How to avoid Paypal chargebacks / reversals when selling electronic vouchers.
I have recently become yet another seller to fall foul of a Paypal chargeback from the sale of an electronic voucher.
I've sold 7 or 8 vouchers successfully in the past. (1 of which sold for more than face value)
So I started to think that "selling e-vouchers always results in a chargeback" was one of those misconceptions. But I've just been struck by one.
The trouble is that in order to get Paypal Seller protection, you have to fulfill various requirements these include, amongst others;
i) Post to the address on the Transaction Details page (It used to be "the confirmed address" but this has been changed.)
ii) Retain reasonable proof-of postage that can be tracked online.
(proof of postage is enough for claims of "un-authorised funds" claims, but for "non-receipt of goods" you need proof of delivery.)
iii) Send tangible goods.
Of course emailing an electronic voucher fails all 3.
One way of getting around this is by printing a copy of the voucher and putting it in the post. This way you fulfill all 3 of the above.
For the price of a 1st class stamp (proof of postage is free from post offices) you get protection from a possible chargeback, and the loss of £££'s. This is a small price to pay for piece of mind.

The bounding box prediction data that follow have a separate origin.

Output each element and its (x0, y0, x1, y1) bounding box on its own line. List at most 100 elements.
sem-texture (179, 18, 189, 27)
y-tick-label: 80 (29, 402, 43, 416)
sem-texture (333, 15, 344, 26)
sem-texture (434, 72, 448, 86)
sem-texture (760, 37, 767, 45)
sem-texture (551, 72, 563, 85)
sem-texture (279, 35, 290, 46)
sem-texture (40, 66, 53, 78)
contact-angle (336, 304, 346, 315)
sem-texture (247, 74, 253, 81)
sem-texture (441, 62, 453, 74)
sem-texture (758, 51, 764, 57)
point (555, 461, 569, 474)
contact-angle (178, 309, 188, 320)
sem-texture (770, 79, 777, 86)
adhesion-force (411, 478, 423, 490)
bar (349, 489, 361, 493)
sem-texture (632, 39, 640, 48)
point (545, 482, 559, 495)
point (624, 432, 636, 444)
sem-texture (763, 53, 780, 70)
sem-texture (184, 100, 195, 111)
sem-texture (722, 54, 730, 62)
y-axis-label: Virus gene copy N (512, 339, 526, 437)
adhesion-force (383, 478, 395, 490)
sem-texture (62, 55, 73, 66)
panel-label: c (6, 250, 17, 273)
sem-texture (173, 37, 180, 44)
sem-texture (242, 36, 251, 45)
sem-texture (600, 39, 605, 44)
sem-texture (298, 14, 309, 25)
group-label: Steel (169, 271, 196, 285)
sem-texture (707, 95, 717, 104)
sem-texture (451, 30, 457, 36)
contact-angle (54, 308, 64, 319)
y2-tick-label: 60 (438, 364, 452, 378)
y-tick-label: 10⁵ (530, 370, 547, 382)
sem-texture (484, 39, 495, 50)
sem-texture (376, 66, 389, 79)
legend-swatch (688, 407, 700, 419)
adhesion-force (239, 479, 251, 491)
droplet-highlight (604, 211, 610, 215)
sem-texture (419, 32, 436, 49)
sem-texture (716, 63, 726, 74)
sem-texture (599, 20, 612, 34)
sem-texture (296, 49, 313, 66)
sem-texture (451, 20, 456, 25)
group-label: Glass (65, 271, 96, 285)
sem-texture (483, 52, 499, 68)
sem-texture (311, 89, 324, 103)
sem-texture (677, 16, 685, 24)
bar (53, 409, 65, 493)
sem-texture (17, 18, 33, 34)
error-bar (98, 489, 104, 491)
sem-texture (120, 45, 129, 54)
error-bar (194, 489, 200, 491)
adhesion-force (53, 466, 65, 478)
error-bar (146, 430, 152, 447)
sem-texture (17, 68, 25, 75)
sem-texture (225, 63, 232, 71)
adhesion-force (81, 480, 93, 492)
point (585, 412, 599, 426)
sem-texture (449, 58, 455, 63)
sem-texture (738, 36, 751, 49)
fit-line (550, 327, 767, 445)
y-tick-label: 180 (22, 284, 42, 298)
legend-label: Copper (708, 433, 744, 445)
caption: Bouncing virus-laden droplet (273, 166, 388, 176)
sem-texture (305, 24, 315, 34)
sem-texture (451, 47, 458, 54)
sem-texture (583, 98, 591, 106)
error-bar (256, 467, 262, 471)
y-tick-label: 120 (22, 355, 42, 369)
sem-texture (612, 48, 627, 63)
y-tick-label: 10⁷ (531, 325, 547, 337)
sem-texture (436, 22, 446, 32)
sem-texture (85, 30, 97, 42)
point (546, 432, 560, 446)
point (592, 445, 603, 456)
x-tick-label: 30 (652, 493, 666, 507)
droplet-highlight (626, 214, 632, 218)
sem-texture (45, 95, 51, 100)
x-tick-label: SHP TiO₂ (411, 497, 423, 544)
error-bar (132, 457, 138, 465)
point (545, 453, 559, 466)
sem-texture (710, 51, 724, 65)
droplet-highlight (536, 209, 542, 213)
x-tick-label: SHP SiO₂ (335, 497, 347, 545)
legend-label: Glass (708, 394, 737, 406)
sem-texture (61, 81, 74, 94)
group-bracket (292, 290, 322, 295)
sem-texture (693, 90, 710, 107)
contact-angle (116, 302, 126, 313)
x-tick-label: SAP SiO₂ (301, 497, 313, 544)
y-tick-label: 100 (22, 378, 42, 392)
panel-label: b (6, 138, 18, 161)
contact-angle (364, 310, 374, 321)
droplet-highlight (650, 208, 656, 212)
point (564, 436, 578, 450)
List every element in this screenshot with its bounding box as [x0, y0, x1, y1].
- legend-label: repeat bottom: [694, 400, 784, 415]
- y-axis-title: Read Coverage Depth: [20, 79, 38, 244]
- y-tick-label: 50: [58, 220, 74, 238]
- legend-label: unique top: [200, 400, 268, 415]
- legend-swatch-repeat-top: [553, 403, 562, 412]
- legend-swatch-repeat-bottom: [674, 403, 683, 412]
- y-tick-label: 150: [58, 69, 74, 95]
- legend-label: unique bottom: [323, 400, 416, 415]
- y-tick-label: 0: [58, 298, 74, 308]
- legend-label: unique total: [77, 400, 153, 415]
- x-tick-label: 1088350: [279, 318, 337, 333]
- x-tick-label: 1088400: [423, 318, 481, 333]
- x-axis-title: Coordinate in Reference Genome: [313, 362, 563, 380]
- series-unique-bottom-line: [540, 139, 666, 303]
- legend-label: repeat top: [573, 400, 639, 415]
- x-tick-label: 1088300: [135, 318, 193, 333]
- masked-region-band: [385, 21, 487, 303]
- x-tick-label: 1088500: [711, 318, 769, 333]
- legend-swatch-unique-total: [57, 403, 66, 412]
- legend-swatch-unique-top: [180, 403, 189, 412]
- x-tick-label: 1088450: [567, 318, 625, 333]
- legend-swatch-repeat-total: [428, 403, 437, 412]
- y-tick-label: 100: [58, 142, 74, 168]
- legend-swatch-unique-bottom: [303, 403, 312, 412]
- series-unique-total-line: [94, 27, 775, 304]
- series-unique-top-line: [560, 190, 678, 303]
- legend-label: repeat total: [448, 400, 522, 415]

And when selling high value voucher £1.08 for recorded delivery seems like a worthwhile investment.
Most fraudsters are opportunists, just by saying in the advert that you'll in be posting the code / voucher via royal mail, will probably be enough to put off most.
Legitimate buyers won't mind waiting a day or two to receive a letter.
CHECK THEIR FEEDBACK BEFORE SENDING THE ITEM.
This sounds obvious, but as I regularly sell items in eBay I became a little laid back about it. If I had checked their feedback I would have seen that the buyer had brought 20+ electronic vouchers over the past week, totalling more than £400.